The index is hovering near 18,300 points, approximately 200 points shy of the all-time highs reached in late February, just before the outbreak of the conflict involving the United States and Israel against Iran and the Lebanese militia Hezbollah.
Following the collapse of negotiations last weekend between the United States and Iran, signals of a possible resumption of dialogue between the two parties have restored some risk appetite to financial markets.
Despite the ongoing U.S. blockade of Iranian ports and Iran's closure of the Strait of Hormuz, U.S. President Donald Trump stated on Tuesday that "talks to end the war with Iran could resume in Pakistan within the next two days."
Nevertheless, while hopes for a restart of peace talks between the U.S. and Iran are keeping crude prices below 100 dollars a barrel, concerns persist regarding long-term economic repercussions. Rising crude costs have spiked inflation expectations, leading the market to price in further interest rate hikes by major central banks.

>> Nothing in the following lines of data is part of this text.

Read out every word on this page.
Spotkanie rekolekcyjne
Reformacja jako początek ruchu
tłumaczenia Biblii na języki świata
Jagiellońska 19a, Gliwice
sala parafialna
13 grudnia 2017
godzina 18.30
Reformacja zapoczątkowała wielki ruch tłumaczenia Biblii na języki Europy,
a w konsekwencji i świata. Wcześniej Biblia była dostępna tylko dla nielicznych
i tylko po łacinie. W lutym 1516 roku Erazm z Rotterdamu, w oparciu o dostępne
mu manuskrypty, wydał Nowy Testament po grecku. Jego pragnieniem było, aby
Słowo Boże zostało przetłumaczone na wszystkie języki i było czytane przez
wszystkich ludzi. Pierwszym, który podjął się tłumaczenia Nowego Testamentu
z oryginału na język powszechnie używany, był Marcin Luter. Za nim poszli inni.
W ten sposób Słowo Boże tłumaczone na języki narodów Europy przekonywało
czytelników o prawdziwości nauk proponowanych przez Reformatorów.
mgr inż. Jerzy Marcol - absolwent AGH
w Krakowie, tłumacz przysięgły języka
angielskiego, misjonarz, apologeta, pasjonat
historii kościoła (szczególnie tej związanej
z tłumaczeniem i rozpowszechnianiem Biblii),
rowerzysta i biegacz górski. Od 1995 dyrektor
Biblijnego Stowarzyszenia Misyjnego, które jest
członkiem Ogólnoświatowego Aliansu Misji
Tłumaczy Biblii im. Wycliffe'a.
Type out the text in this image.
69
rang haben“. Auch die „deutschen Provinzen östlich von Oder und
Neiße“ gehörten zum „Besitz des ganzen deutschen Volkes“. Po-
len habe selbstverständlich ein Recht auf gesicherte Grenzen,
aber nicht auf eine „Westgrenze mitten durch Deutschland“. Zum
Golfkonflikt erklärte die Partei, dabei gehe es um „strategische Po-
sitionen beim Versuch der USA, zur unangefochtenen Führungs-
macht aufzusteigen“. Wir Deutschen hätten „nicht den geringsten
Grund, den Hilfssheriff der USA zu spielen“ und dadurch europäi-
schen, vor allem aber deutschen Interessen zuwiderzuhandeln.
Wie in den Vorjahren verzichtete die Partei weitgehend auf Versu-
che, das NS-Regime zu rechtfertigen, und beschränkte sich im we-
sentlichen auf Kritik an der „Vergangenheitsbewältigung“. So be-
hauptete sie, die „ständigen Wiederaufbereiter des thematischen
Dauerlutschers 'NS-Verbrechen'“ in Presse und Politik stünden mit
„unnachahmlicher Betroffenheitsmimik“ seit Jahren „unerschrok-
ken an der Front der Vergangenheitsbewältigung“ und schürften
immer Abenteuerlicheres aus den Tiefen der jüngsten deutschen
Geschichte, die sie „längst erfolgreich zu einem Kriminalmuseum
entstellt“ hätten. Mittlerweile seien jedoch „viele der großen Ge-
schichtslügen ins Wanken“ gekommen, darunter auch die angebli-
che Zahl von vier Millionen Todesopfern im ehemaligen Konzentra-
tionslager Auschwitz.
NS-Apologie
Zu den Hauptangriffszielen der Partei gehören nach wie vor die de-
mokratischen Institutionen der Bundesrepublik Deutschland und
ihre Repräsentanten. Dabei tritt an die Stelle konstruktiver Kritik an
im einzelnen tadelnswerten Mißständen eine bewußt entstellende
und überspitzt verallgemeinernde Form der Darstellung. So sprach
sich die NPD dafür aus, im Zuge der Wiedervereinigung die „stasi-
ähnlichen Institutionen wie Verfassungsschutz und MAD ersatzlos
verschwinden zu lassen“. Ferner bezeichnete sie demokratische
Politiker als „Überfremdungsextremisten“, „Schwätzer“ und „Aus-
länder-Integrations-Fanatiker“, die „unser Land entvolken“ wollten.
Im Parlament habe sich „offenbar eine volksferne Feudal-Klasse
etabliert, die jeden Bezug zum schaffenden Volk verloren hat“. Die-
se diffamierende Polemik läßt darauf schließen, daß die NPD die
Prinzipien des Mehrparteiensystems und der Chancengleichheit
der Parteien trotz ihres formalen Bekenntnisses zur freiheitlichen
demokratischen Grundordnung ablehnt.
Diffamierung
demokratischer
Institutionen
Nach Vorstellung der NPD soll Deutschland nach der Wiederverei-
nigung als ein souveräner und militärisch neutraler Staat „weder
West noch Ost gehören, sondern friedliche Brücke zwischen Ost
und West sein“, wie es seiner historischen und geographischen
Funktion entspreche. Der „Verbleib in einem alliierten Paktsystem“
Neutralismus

In this context, the International Monetary Fund lowered its growth forecasts on Tuesday and issued a stern warning, noting that the global economy would be on the brink of recession if the conflict worsens.

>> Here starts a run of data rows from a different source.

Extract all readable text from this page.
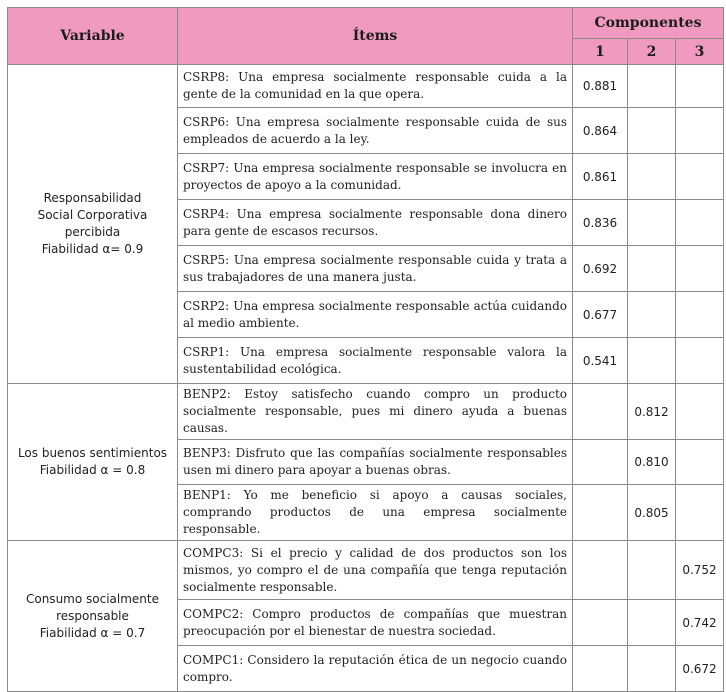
Variable	Ítems	Componentes		
		1	2	3

Responsabilidad
Social Corporativa
percibida
Fiabilidad α= 0.9	CSRP8: Una empresa socialmente responsable cuida a la gente de la comunidad en la que opera.	0.881		
	CSRP6: Una empresa socialmente responsable cuida de sus empleados de acuerdo a la ley.	0.864		
	CSRP7: Una empresa socialmente responsable se involucra en proyectos de apoyo a la comunidad.	0.861		
	CSRP4: Una empresa socialmente responsable dona dinero para gente de escasos recursos.	0.836		
	CSRP5: Una empresa socialmente responsable cuida y trata a sus trabajadores de una manera justa.	0.692		
	CSRP2: Una empresa socialmente responsable actúa cuidando al medio ambiente.	0.677		
	CSRP1: Una empresa socialmente responsable valora la sustentabilidad ecológica.	0.541		

Los buenos sentimientos
Fiabilidad α = 0.8	BENP2: Estoy satisfecho cuando compro un producto socialmente responsable, pues mi dinero ayuda a buenas causas.		0.812	
	BENP3: Disfruto que las compañías socialmente responsables usen mi dinero para apoyar a buenas obras.		0.810	
	BENP1: Yo me beneficio si apoyo a causas sociales, comprando productos de una empresa socialmente responsable.		0.805	

Consumo socialmente
responsable
Fiabilidad α = 0.7	COMPC3: Si el precio y calidad de dos productos son los mismos, yo compro el de una compañía que tenga reputación socialmente responsable.			0.752
	COMPC2: Compro productos de compañías que muestran preocupación por el bienestar de nuestra sociedad.			0.742
	COMPC1: Considero la reputación ética de un negocio cuando compro.			0.672
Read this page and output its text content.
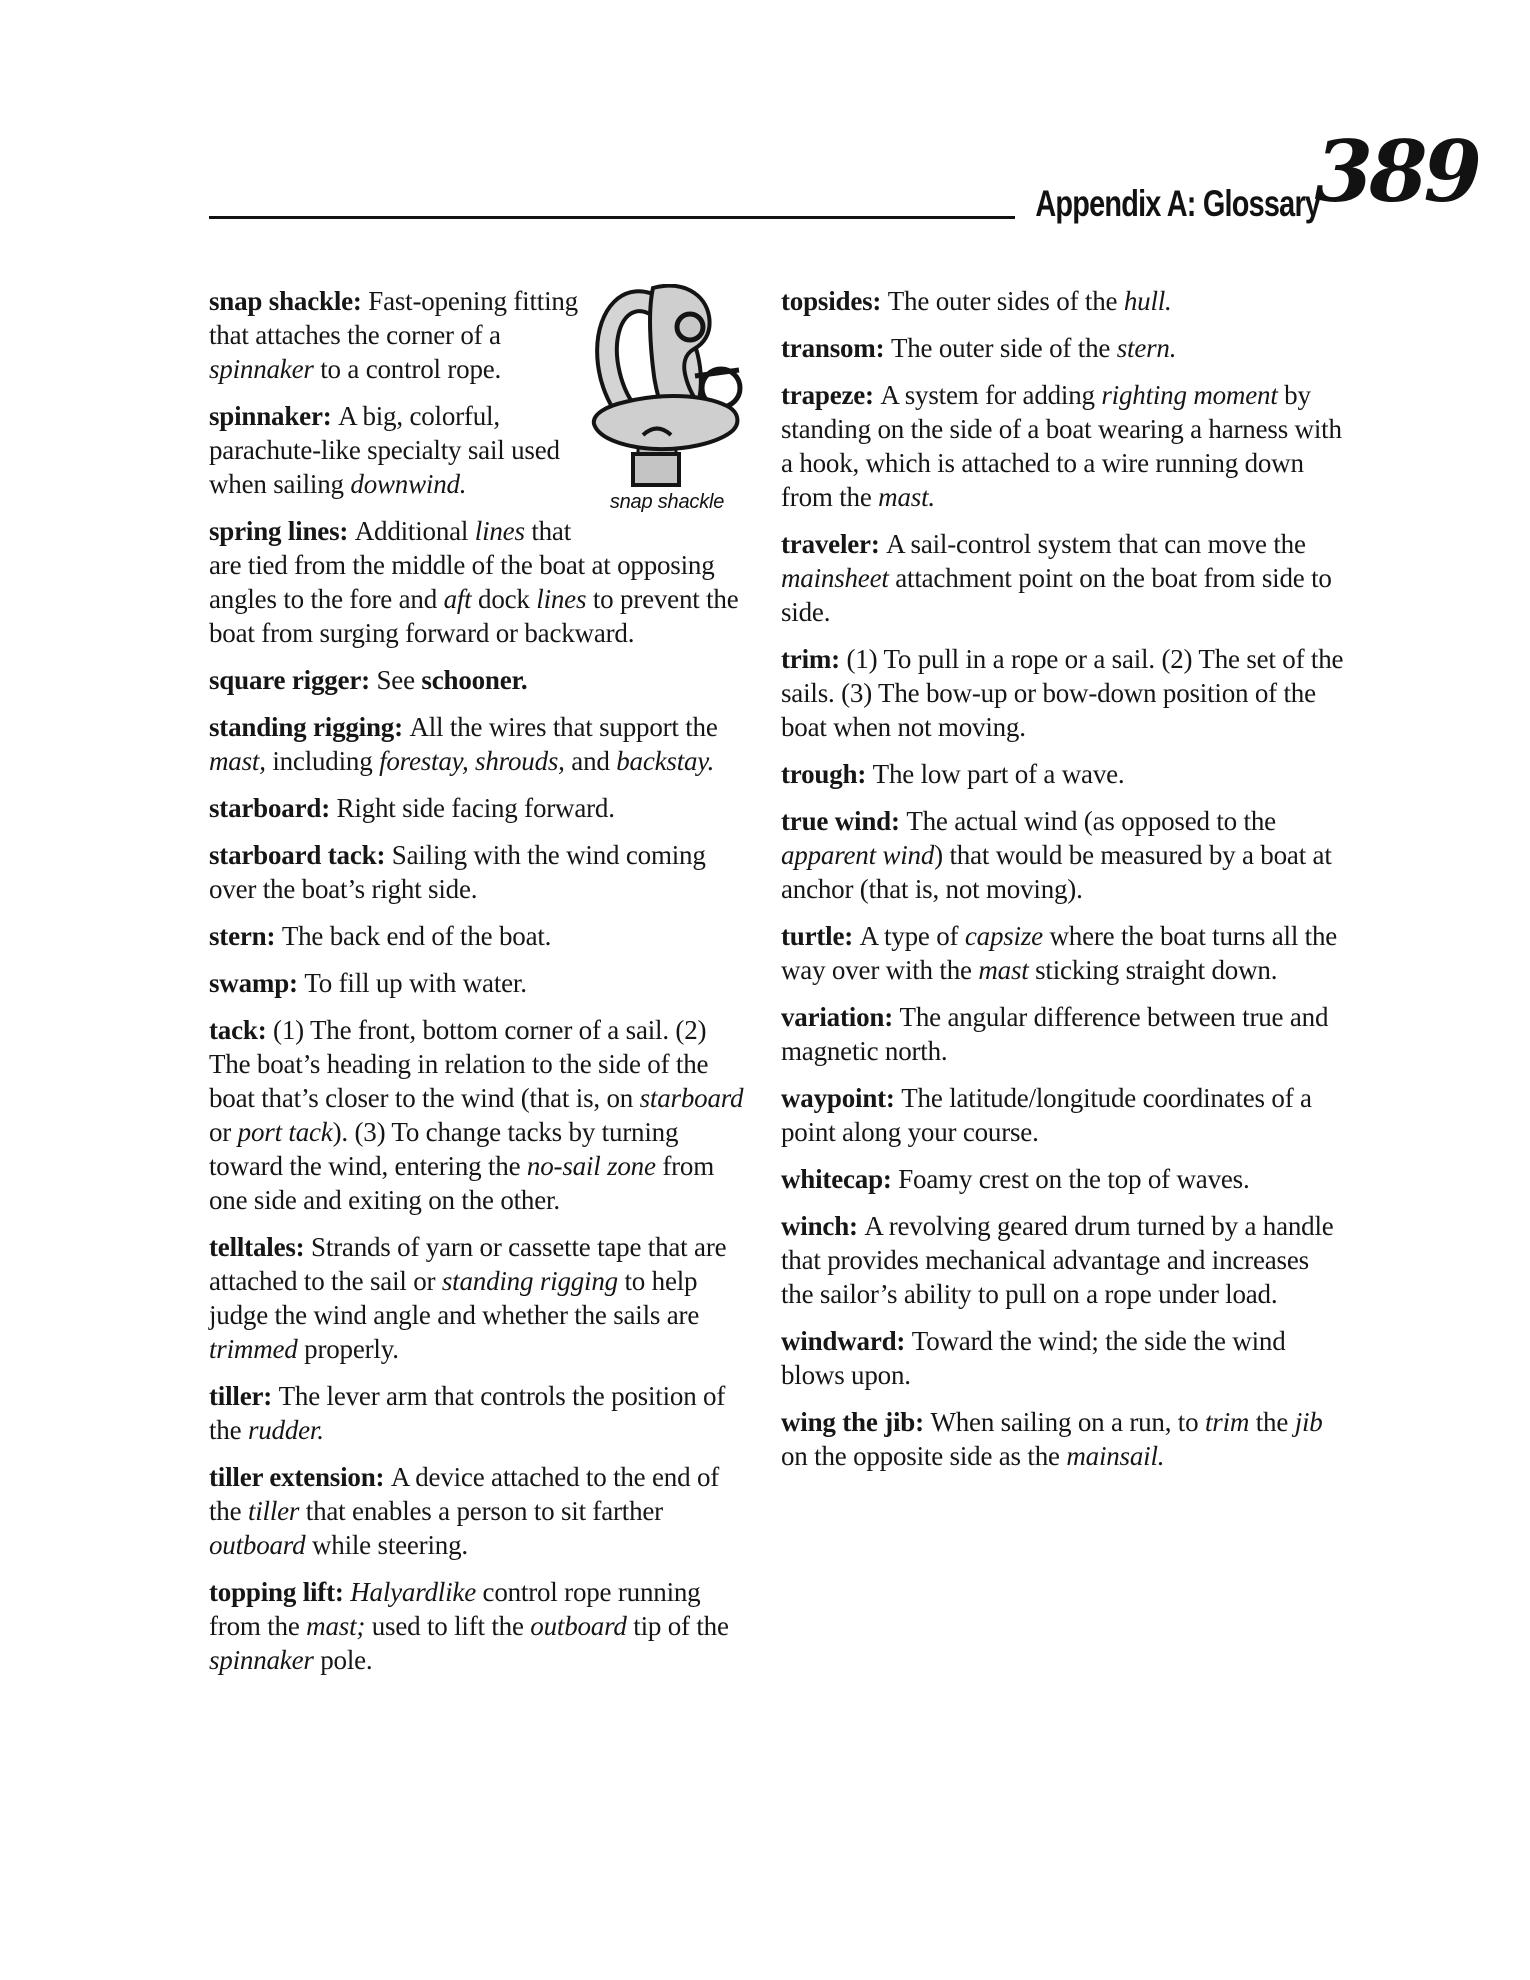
Appendix A: Glossary
389
snap shackle

snap shackle: Fast-opening fitting that attaches the corner of a spinnaker to a control rope.

spinnaker: A big, colorful, parachute-like specialty sail used when sailing downwind.

spring lines: Additional lines that are tied from the middle of the boat at opposing angles to the fore and aft dock lines to prevent the boat from surging forward or backward.

square rigger: See schooner.

standing rigging: All the wires that support the mast, including forestay, shrouds, and backstay.

starboard: Right side facing forward.

starboard tack: Sailing with the wind coming over the boat’s right side.

stern: The back end of the boat.

swamp: To fill up with water.

tack: (1) The front, bottom corner of a sail. (2) The boat’s heading in relation to the side of the boat that’s closer to the wind (that is, on starboard or port tack). (3) To change tacks by turning toward the wind, entering the no-sail zone from one side and exiting on the other.

telltales: Strands of yarn or cassette tape that are attached to the sail or standing rigging to help judge the wind angle and whether the sails are trimmed properly.

tiller: The lever arm that controls the position of the rudder.

tiller extension: A device attached to the end of the tiller that enables a person to sit farther outboard while steering.

topping lift: Halyardlike control rope running from the mast; used to lift the outboard tip of the spinnaker pole.

topsides: The outer sides of the hull.

transom: The outer side of the stern.

trapeze: A system for adding righting moment by standing on the side of a boat wearing a harness with a hook, which is attached to a wire running down from the mast.

traveler: A sail-control system that can move the mainsheet attachment point on the boat from side to side.

trim: (1) To pull in a rope or a sail. (2) The set of the sails. (3) The bow-up or bow-down position of the boat when not moving.

trough: The low part of a wave.

true wind: The actual wind (as opposed to the apparent wind) that would be measured by a boat at anchor (that is, not moving).

turtle: A type of capsize where the boat turns all the way over with the mast sticking straight down.

variation: The angular difference between true and magnetic north.

waypoint: The latitude/longitude coordinates of a point along your course.

whitecap: Foamy crest on the top of waves.

winch: A revolving geared drum turned by a handle that provides mechanical advantage and increases the sailor’s ability to pull on a rope under load.

windward: Toward the wind; the side the wind blows upon.

wing the jib: When sailing on a run, to trim the jib on the opposite side as the mainsail.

Nonetheless, corporate earnings published this week in the United States have painted a picture of a financial sector benefiting from first-quarter volatility. Several investment banks announced surging profits, though they struck a note of caution regarding the indirect impact of higher oil prices on clients.

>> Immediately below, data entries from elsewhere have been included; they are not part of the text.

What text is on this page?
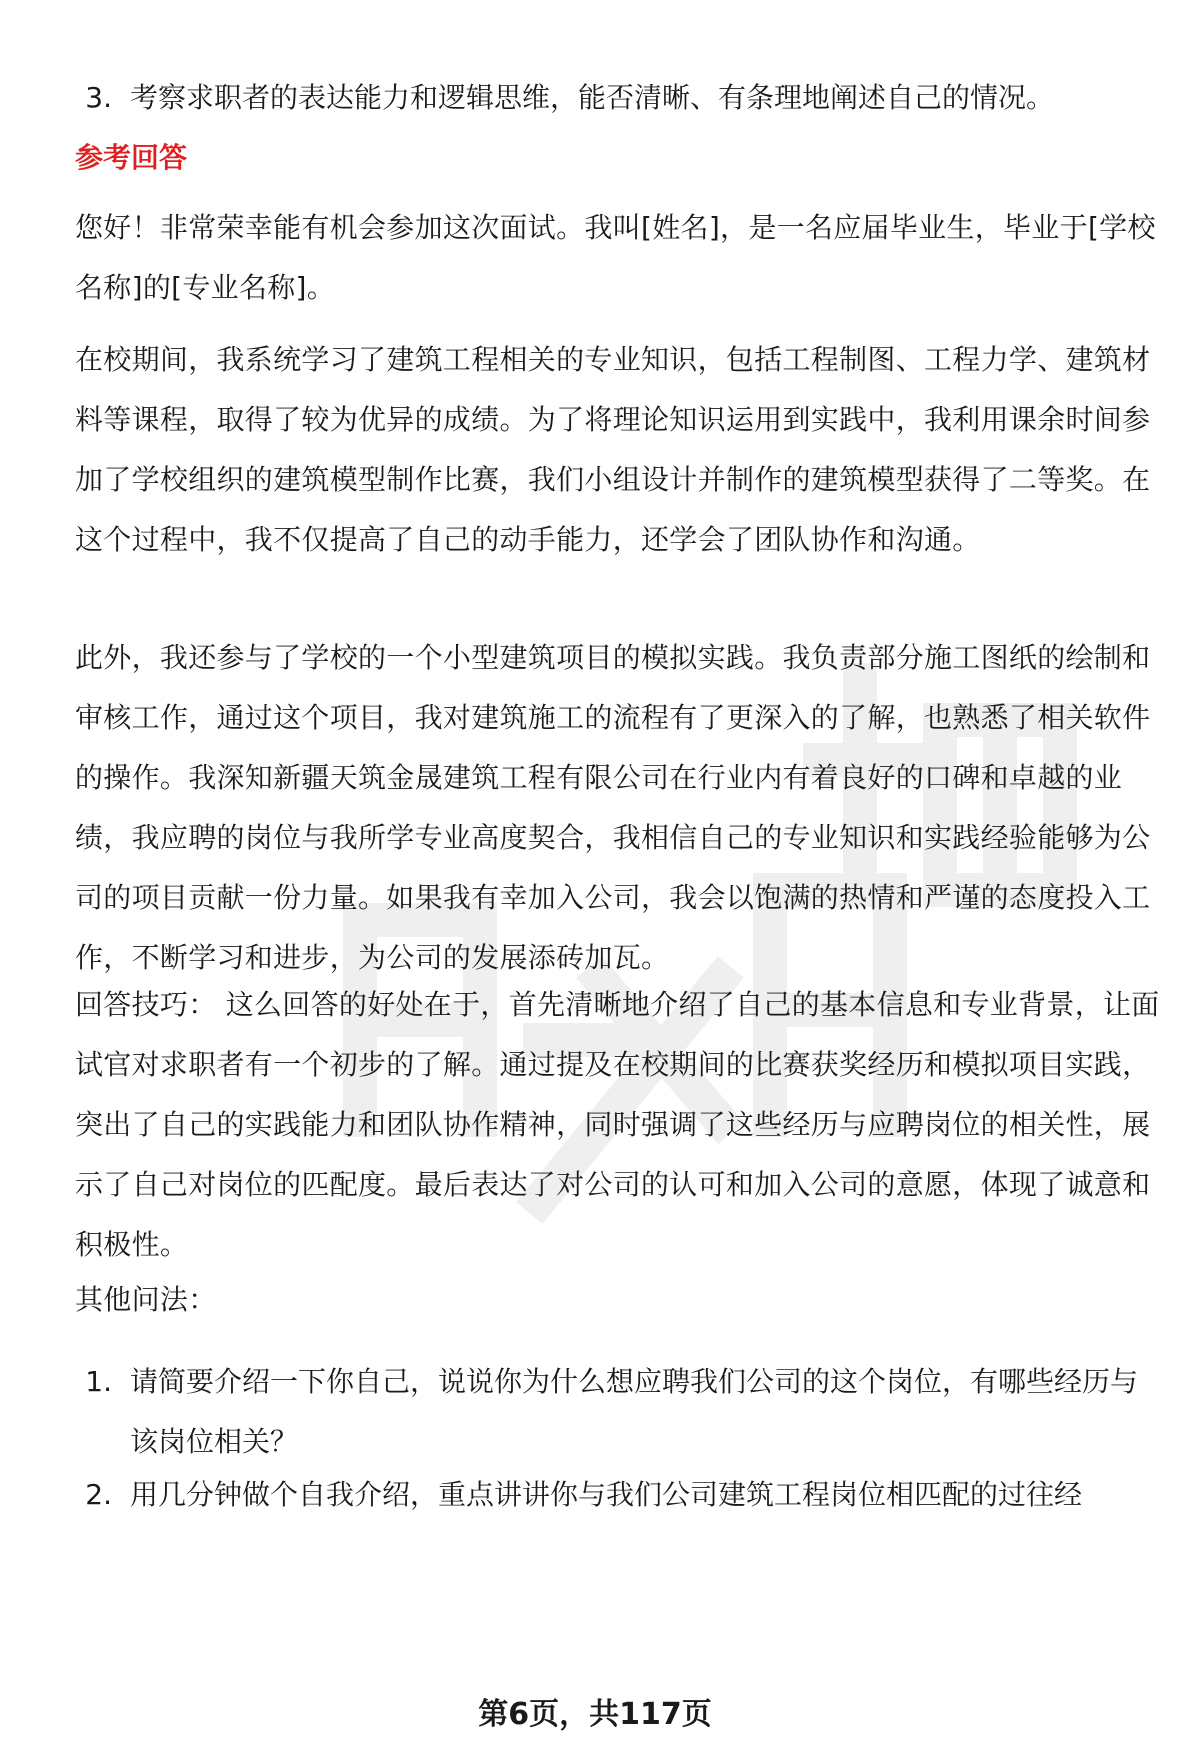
3. 考察求职者的表达能力和逻辑思维，能否清晰、有条理地阐述自己的情况。

参考回答

您好！非常荣幸能有机会参加这次面试。我叫[姓名]，是一名应届毕业生，毕业于[学校名称]的[专业名称]。

在校期间，我系统学习了建筑工程相关的专业知识，包括工程制图、工程力学、建筑材料等课程，取得了较为优异的成绩。为了将理论知识运用到实践中，我利用课余时间参加了学校组织的建筑模型制作比赛，我们小组设计并制作的建筑模型获得了二等奖。在这个过程中，我不仅提高了自己的动手能力，还学会了团队协作和沟通。

此外，我还参与了学校的一个小型建筑项目的模拟实践。我负责部分施工图纸的绘制和审核工作，通过这个项目，我对建筑施工的流程有了更深入的了解，也熟悉了相关软件的操作。我深知新疆天筑金晟建筑工程有限公司在行业内有着良好的口碑和卓越的业绩，我应聘的岗位与我所学专业高度契合，我相信自己的专业知识和实践经验能够为公司的项目贡献一份力量。如果我有幸加入公司，我会以饱满的热情和严谨的态度投入工作，不断学习和进步，为公司的发展添砖加瓦。

回答技巧： 这么回答的好处在于，首先清晰地介绍了自己的基本信息和专业背景，让面试官对求职者有一个初步的了解。通过提及在校期间的比赛获奖经历和模拟项目实践，突出了自己的实践能力和团队协作精神，同时强调了这些经历与应聘岗位的相关性，展示了自己对岗位的匹配度。最后表达了对公司的认可和加入公司的意愿，体现了诚意和积极性。

其他问法：

1. 请简要介绍一下你自己，说说你为什么想应聘我们公司的这个岗位，有哪些经历与该岗位相关？
2. 用几分钟做个自我介绍，重点讲讲你与我们公司建筑工程岗位相匹配的过往经
第6页，共117页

Looking ahead to today's session, analysts at Bankinter indicated that "while the tone continues to improve, we should see a 'quiet' session a priori today, perhaps with some profit-taking or consolidation of levels following yesterday's sharp gains."
"News from the geostrategic front is dictating market direction. The U.S. and Iran will resume negotiations 'in the coming days,' and the market is interpreting this positively. In fact, the main American indices are already trading above pre-conflict levels," these analysts added.
After rising 1.5% on Tuesday, the IBEX 35 was up 2.10 points, or 0.01%, at 18,288.20 points by 0705 GMT on Wednesday. The Spanish benchmark touched a closing high on February 26, 2026, at 18,496.6 points, while its intraday record stands at 18,573.8, reached the following day.
Meanwhile, the FTSE Eurofirst 300 index of leading European shares edged up 0.01% on Wednesday.
Regarding individual stocks, in the banking sector, Santander lost 0.15%, BBVA retreated 0.60%, Caixabank advanced 0.32%, Sabadell gained 0.21%, Bankinter rose 0.23%, and Unicaja Banco climbed 0.78%.
Among large-cap non-financial stocks, Telefónica fell 0.03%, Inditex advanced 0.30%, Iberdrola shed 0.18%, Cellnex gained 0.23%, and the oil major Repsol rose 0.38%.